What’s In a Career?

Photo by Clark Tibbs on Unsplash

It turns out that the year 2022 will be a year of anniversaries for me. Every year is in some way of course, but this year is going to be one with a series of landmark anniversaries, you know those with a 0 in them. At NASPA this past week, I realized that I attended my first NASPA in 1982, cough, cough, 40 years ago. Now it’s a bit of a stretch to say I attended NASPA since I was there only for the placement center, but it was memorable all the same. I decided to go late and ended up in a hotel that I could barely afford. I flew to Boston, MA from Lubbock, TX and I’m not embarrassed to sound like ‘country come to town’ when I tell you I was amazed to find a telephone in the bathroom! I’d never heard of, let alone seen, such a thing. And then there was the surprise snowstorm that shut down the eastern seaboard. Memorable in may ways.

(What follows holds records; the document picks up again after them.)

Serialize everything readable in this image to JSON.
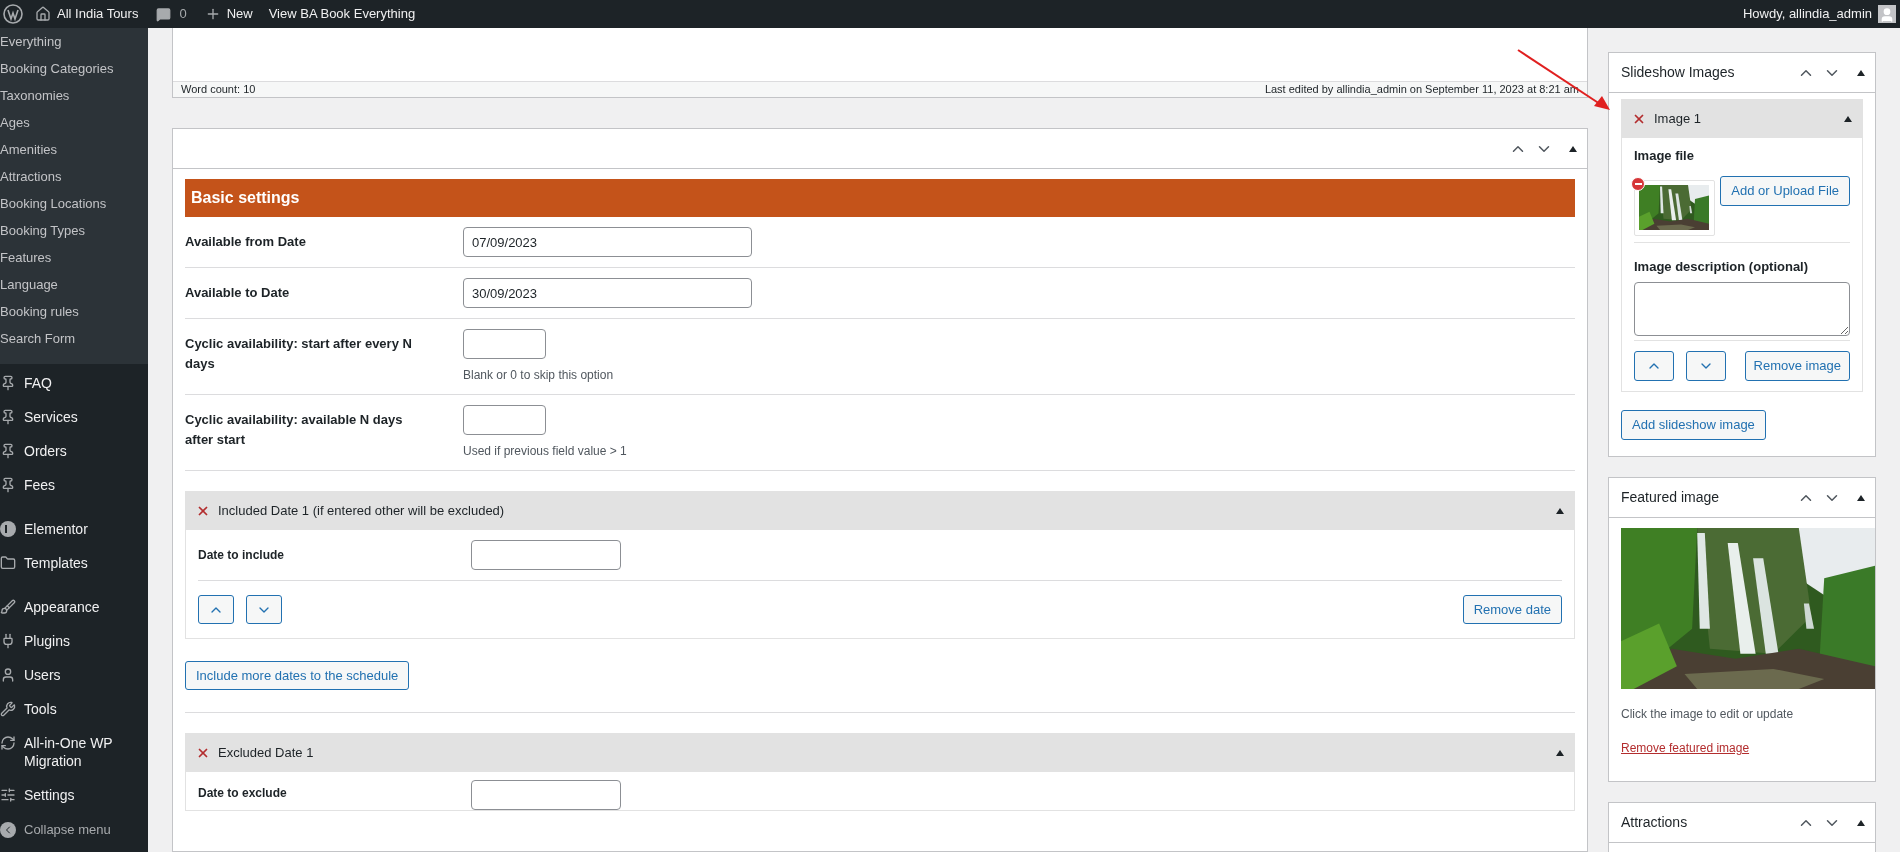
{
  "admin_bar": {
    "site": "All India Tours",
    "comments": "0",
    "new": "New",
    "view": "View BA Book Everything",
    "howdy": "Howdy, allindia_admin"
  },
  "sidebar": {
    "submenu": [
      "Everything",
      "Booking Categories",
      "Taxonomies",
      "Ages",
      "Amenities",
      "Attractions",
      "Booking Locations",
      "Booking Types",
      "Features",
      "Language",
      "Booking rules",
      "Search Form"
    ],
    "menu": [
      {
        "label": "FAQ"
      },
      {
        "label": "Services"
      },
      {
        "label": "Orders"
      },
      {
        "label": "Fees"
      },
      {
        "label": "Elementor"
      },
      {
        "label": "Templates"
      },
      {
        "label": "Appearance"
      },
      {
        "label": "Plugins"
      },
      {
        "label": "Users"
      },
      {
        "label": "Tools"
      },
      {
        "label": "All-in-One WP Migration"
      },
      {
        "label": "Settings"
      }
    ],
    "collapse": "Collapse menu"
  },
  "editor": {
    "word_count": "Word count: 10",
    "last_edited": "Last edited by allindia_admin on September 11, 2023 at 8:21 am"
  },
  "settings": {
    "section": "Basic settings",
    "fields": [
      {
        "label": "Available from Date",
        "kind": "date",
        "value": "07/09/2023"
      },
      {
        "label": "Available to Date",
        "kind": "date",
        "value": "30/09/2023"
      },
      {
        "label": "Cyclic availability: start after every N days",
        "kind": "number",
        "hint": "Blank or 0 to skip this option"
      },
      {
        "label": "Cyclic availability: available N days after start",
        "kind": "number",
        "hint": "Used if previous field value > 1"
      }
    ],
    "included": {
      "title": "Included Date 1 (if entered other will be excluded)",
      "field_label": "Date to include",
      "remove": "Remove date"
    },
    "include_more": "Include more dates to the schedule",
    "excluded": {
      "title": "Excluded Date 1",
      "field_label": "Date to exclude"
    }
  },
  "slideshow": {
    "title": "Slideshow Images",
    "item_title": "Image 1",
    "file_label": "Image file",
    "upload": "Add or Upload File",
    "desc_label": "Image description (optional)",
    "remove": "Remove image",
    "add": "Add slideshow image"
  },
  "featured": {
    "title": "Featured image",
    "hint": "Click the image to edit or update",
    "remove": "Remove featured image"
  },
  "attractions": {
    "title": "Attractions"
  }
}
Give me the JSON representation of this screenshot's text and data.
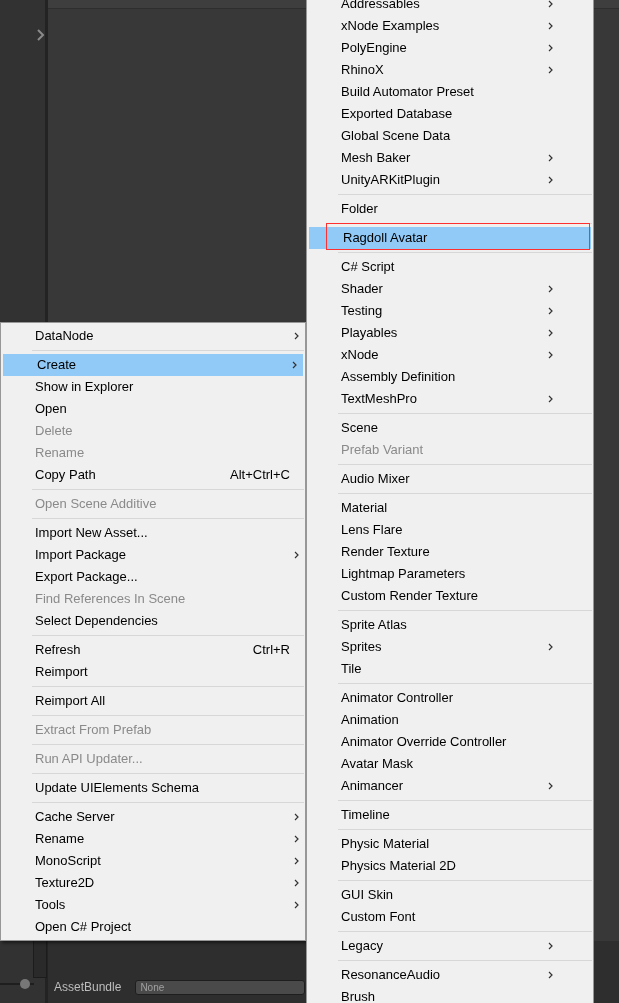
{
  "background": {
    "asset_bundle_label": "AssetBundle",
    "asset_bundle_value": "None",
    "zoom_slider": {
      "level": 0.85
    }
  },
  "context_menu": {
    "items": [
      {
        "kind": "item",
        "label": "DataNode",
        "selected": false,
        "disabled": false,
        "submenu": true
      },
      {
        "kind": "separator"
      },
      {
        "kind": "item",
        "label": "Create",
        "selected": true,
        "disabled": false,
        "submenu": true
      },
      {
        "kind": "item",
        "label": "Show in Explorer",
        "selected": false,
        "disabled": false,
        "submenu": false
      },
      {
        "kind": "item",
        "label": "Open",
        "selected": false,
        "disabled": false,
        "submenu": false
      },
      {
        "kind": "item",
        "label": "Delete",
        "selected": false,
        "disabled": true,
        "submenu": false
      },
      {
        "kind": "item",
        "label": "Rename",
        "selected": false,
        "disabled": true,
        "submenu": false
      },
      {
        "kind": "item",
        "label": "Copy Path",
        "selected": false,
        "disabled": false,
        "submenu": false,
        "shortcut": "Alt+Ctrl+C"
      },
      {
        "kind": "separator"
      },
      {
        "kind": "item",
        "label": "Open Scene Additive",
        "selected": false,
        "disabled": true,
        "submenu": false
      },
      {
        "kind": "separator"
      },
      {
        "kind": "item",
        "label": "Import New Asset...",
        "selected": false,
        "disabled": false,
        "submenu": false
      },
      {
        "kind": "item",
        "label": "Import Package",
        "selected": false,
        "disabled": false,
        "submenu": true
      },
      {
        "kind": "item",
        "label": "Export Package...",
        "selected": false,
        "disabled": false,
        "submenu": false
      },
      {
        "kind": "item",
        "label": "Find References In Scene",
        "selected": false,
        "disabled": true,
        "submenu": false
      },
      {
        "kind": "item",
        "label": "Select Dependencies",
        "selected": false,
        "disabled": false,
        "submenu": false
      },
      {
        "kind": "separator"
      },
      {
        "kind": "item",
        "label": "Refresh",
        "selected": false,
        "disabled": false,
        "submenu": false,
        "shortcut": "Ctrl+R"
      },
      {
        "kind": "item",
        "label": "Reimport",
        "selected": false,
        "disabled": false,
        "submenu": false
      },
      {
        "kind": "separator"
      },
      {
        "kind": "item",
        "label": "Reimport All",
        "selected": false,
        "disabled": false,
        "submenu": false
      },
      {
        "kind": "separator"
      },
      {
        "kind": "item",
        "label": "Extract From Prefab",
        "selected": false,
        "disabled": true,
        "submenu": false
      },
      {
        "kind": "separator"
      },
      {
        "kind": "item",
        "label": "Run API Updater...",
        "selected": false,
        "disabled": true,
        "submenu": false
      },
      {
        "kind": "separator"
      },
      {
        "kind": "item",
        "label": "Update UIElements Schema",
        "selected": false,
        "disabled": false,
        "submenu": false
      },
      {
        "kind": "separator"
      },
      {
        "kind": "item",
        "label": "Cache Server",
        "selected": false,
        "disabled": false,
        "submenu": true
      },
      {
        "kind": "item",
        "label": "Rename",
        "selected": false,
        "disabled": false,
        "submenu": true
      },
      {
        "kind": "item",
        "label": "MonoScript",
        "selected": false,
        "disabled": false,
        "submenu": true
      },
      {
        "kind": "item",
        "label": "Texture2D",
        "selected": false,
        "disabled": false,
        "submenu": true
      },
      {
        "kind": "item",
        "label": "Tools",
        "selected": false,
        "disabled": false,
        "submenu": true
      },
      {
        "kind": "item",
        "label": "Open C# Project",
        "selected": false,
        "disabled": false,
        "submenu": false
      }
    ]
  },
  "create_submenu": {
    "items": [
      {
        "kind": "item",
        "label": "Addressables",
        "selected": false,
        "disabled": false,
        "submenu": true,
        "outlined": false
      },
      {
        "kind": "item",
        "label": "xNode Examples",
        "selected": false,
        "disabled": false,
        "submenu": true,
        "outlined": false
      },
      {
        "kind": "item",
        "label": "PolyEngine",
        "selected": false,
        "disabled": false,
        "submenu": true,
        "outlined": false
      },
      {
        "kind": "item",
        "label": "RhinoX",
        "selected": false,
        "disabled": false,
        "submenu": true,
        "outlined": false
      },
      {
        "kind": "item",
        "label": "Build Automator Preset",
        "selected": false,
        "disabled": false,
        "submenu": false,
        "outlined": false
      },
      {
        "kind": "item",
        "label": "Exported Database",
        "selected": false,
        "disabled": false,
        "submenu": false,
        "outlined": false
      },
      {
        "kind": "item",
        "label": "Global Scene Data",
        "selected": false,
        "disabled": false,
        "submenu": false,
        "outlined": false
      },
      {
        "kind": "item",
        "label": "Mesh Baker",
        "selected": false,
        "disabled": false,
        "submenu": true,
        "outlined": false
      },
      {
        "kind": "item",
        "label": "UnityARKitPlugin",
        "selected": false,
        "disabled": false,
        "submenu": true,
        "outlined": false
      },
      {
        "kind": "separator"
      },
      {
        "kind": "item",
        "label": "Folder",
        "selected": false,
        "disabled": false,
        "submenu": false,
        "outlined": false
      },
      {
        "kind": "separator"
      },
      {
        "kind": "item",
        "label": "Ragdoll Avatar",
        "selected": true,
        "disabled": false,
        "submenu": false,
        "outlined": true
      },
      {
        "kind": "separator"
      },
      {
        "kind": "item",
        "label": "C# Script",
        "selected": false,
        "disabled": false,
        "submenu": false,
        "outlined": false
      },
      {
        "kind": "item",
        "label": "Shader",
        "selected": false,
        "disabled": false,
        "submenu": true,
        "outlined": false
      },
      {
        "kind": "item",
        "label": "Testing",
        "selected": false,
        "disabled": false,
        "submenu": true,
        "outlined": false
      },
      {
        "kind": "item",
        "label": "Playables",
        "selected": false,
        "disabled": false,
        "submenu": true,
        "outlined": false
      },
      {
        "kind": "item",
        "label": "xNode",
        "selected": false,
        "disabled": false,
        "submenu": true,
        "outlined": false
      },
      {
        "kind": "item",
        "label": "Assembly Definition",
        "selected": false,
        "disabled": false,
        "submenu": false,
        "outlined": false
      },
      {
        "kind": "item",
        "label": "TextMeshPro",
        "selected": false,
        "disabled": false,
        "submenu": true,
        "outlined": false
      },
      {
        "kind": "separator"
      },
      {
        "kind": "item",
        "label": "Scene",
        "selected": false,
        "disabled": false,
        "submenu": false,
        "outlined": false
      },
      {
        "kind": "item",
        "label": "Prefab Variant",
        "selected": false,
        "disabled": true,
        "submenu": false,
        "outlined": false
      },
      {
        "kind": "separator"
      },
      {
        "kind": "item",
        "label": "Audio Mixer",
        "selected": false,
        "disabled": false,
        "submenu": false,
        "outlined": false
      },
      {
        "kind": "separator"
      },
      {
        "kind": "item",
        "label": "Material",
        "selected": false,
        "disabled": false,
        "submenu": false,
        "outlined": false
      },
      {
        "kind": "item",
        "label": "Lens Flare",
        "selected": false,
        "disabled": false,
        "submenu": false,
        "outlined": false
      },
      {
        "kind": "item",
        "label": "Render Texture",
        "selected": false,
        "disabled": false,
        "submenu": false,
        "outlined": false
      },
      {
        "kind": "item",
        "label": "Lightmap Parameters",
        "selected": false,
        "disabled": false,
        "submenu": false,
        "outlined": false
      },
      {
        "kind": "item",
        "label": "Custom Render Texture",
        "selected": false,
        "disabled": false,
        "submenu": false,
        "outlined": false
      },
      {
        "kind": "separator"
      },
      {
        "kind": "item",
        "label": "Sprite Atlas",
        "selected": false,
        "disabled": false,
        "submenu": false,
        "outlined": false
      },
      {
        "kind": "item",
        "label": "Sprites",
        "selected": false,
        "disabled": false,
        "submenu": true,
        "outlined": false
      },
      {
        "kind": "item",
        "label": "Tile",
        "selected": false,
        "disabled": false,
        "submenu": false,
        "outlined": false
      },
      {
        "kind": "separator"
      },
      {
        "kind": "item",
        "label": "Animator Controller",
        "selected": false,
        "disabled": false,
        "submenu": false,
        "outlined": false
      },
      {
        "kind": "item",
        "label": "Animation",
        "selected": false,
        "disabled": false,
        "submenu": false,
        "outlined": false
      },
      {
        "kind": "item",
        "label": "Animator Override Controller",
        "selected": false,
        "disabled": false,
        "submenu": false,
        "outlined": false
      },
      {
        "kind": "item",
        "label": "Avatar Mask",
        "selected": false,
        "disabled": false,
        "submenu": false,
        "outlined": false
      },
      {
        "kind": "item",
        "label": "Animancer",
        "selected": false,
        "disabled": false,
        "submenu": true,
        "outlined": false
      },
      {
        "kind": "separator"
      },
      {
        "kind": "item",
        "label": "Timeline",
        "selected": false,
        "disabled": false,
        "submenu": false,
        "outlined": false
      },
      {
        "kind": "separator"
      },
      {
        "kind": "item",
        "label": "Physic Material",
        "selected": false,
        "disabled": false,
        "submenu": false,
        "outlined": false
      },
      {
        "kind": "item",
        "label": "Physics Material 2D",
        "selected": false,
        "disabled": false,
        "submenu": false,
        "outlined": false
      },
      {
        "kind": "separator"
      },
      {
        "kind": "item",
        "label": "GUI Skin",
        "selected": false,
        "disabled": false,
        "submenu": false,
        "outlined": false
      },
      {
        "kind": "item",
        "label": "Custom Font",
        "selected": false,
        "disabled": false,
        "submenu": false,
        "outlined": false
      },
      {
        "kind": "separator"
      },
      {
        "kind": "item",
        "label": "Legacy",
        "selected": false,
        "disabled": false,
        "submenu": true,
        "outlined": false
      },
      {
        "kind": "separator"
      },
      {
        "kind": "item",
        "label": "ResonanceAudio",
        "selected": false,
        "disabled": false,
        "submenu": true,
        "outlined": false
      },
      {
        "kind": "item",
        "label": "Brush",
        "selected": false,
        "disabled": false,
        "submenu": false,
        "outlined": false
      }
    ]
  }
}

2022 will also be the forty-year anniversary of my graduation from law school (May) starting my first professional job (June) and taking the bar exam (July). A lot happened for me in 1982. (Just to take you back, or introduce you, to that year: Stevie Wonder and Paul McCartney had a hit with “Ebony and Ivory” and Willie Nelson hit #1 with “Always on My Mind”. The country charts were important when you lived in Lubbock. “E.T. The Extraterrestrial” was released in June and “An Officer and a Gentleman” in July.) It’s all so ‘last century.’

There are many ways to evaluate a career. There are new jobs that result from our growth in skills, our changing interests in the work that we do, and opportunities grasped. There are new titles written on business cards, organizational charts, and new physical environments that are visible clues to the movement along a sometimes winding, often inexplicable, path. But most important of all are the elements that aren’t so obvious. We can see programs that work, events that turned out well, even changes in policies that make a difference for students in the here and now. There are resumés that grow in length. (The resumé I took with me to that first NASPA was one page long and it had been typeset and printed, so each one was precious and expensive.)

Being at NASPA this past week showed me other ways to mark the passage of time and I have to say they were wonderful. The conference chair of this enormous national conference was a student in my class the first time I ever taught Higher Education Law at UT Austin. The winner of a national award as a mid-level professional sat in my office twenty-five years ago to ask, ‘how can I get your job?’ Juggling items to self-tag my luggage in the airport, someone called my name to remind me that he was an attendee at the New Professionals Institute when I was Director 15 years ago, and he still uses something he learned from me. Someone I mentored in another program told me she remembered something I said and put it into action when she became interim Vice President for Student Affairs this year.

In other words, I was reminded over and over this past week that careers, like so many elements of life, are often best understood in reverse. That longer resumé marks not simply what I have done, but illustrates all that I have learned over my career. It shows all the forward steps and additional responsibilities, but when I look at it I can also see places where I made mis-steps or missed opportunities. Not obvious to anyone else, are the jobs I didn’t get or the challenges represented by the fact that it took me eight years to complete my doctorate. That little fact doesn’t matter in my career, but it tells me something about my persistence.

At that first NASPA I had eight interviews. From that I got one follow-up. I ended up taking a job at a campus in my backyard, a campus that couldn’t have afforded conducting a national search. And it was a wonderful first job, but there is no one, least of all me, who could have guessed what would come next. And I certainly wouldn’t have expected being stopped in an airport by someone who wanted to say in effect, ‘I learned something useful from you.’

In my mind, good work is by definition hard work. Working with people in any capacity is challenging. Working in complex institutions, both large and small, is always difficult. But when life is tough, when the career seems stalled, when the next opportunity isn’t yet on the horizon, it might be worth taking a moment to look back. Give yourself the chance to remember what you’ve learned and where you’ve come from. A career is decades in the making and when you’re in the middle of it, there’s no way to see the truly good, deep down benefit that your work is bringing to yourself and to others. What makes a career? A thousand moments across a lifetime of work. Whether you’re at the start of your career or, like me, a few decades into it, know that you are building something of value and where it will lead can’t be predicted. What makes a career? Only time will tell.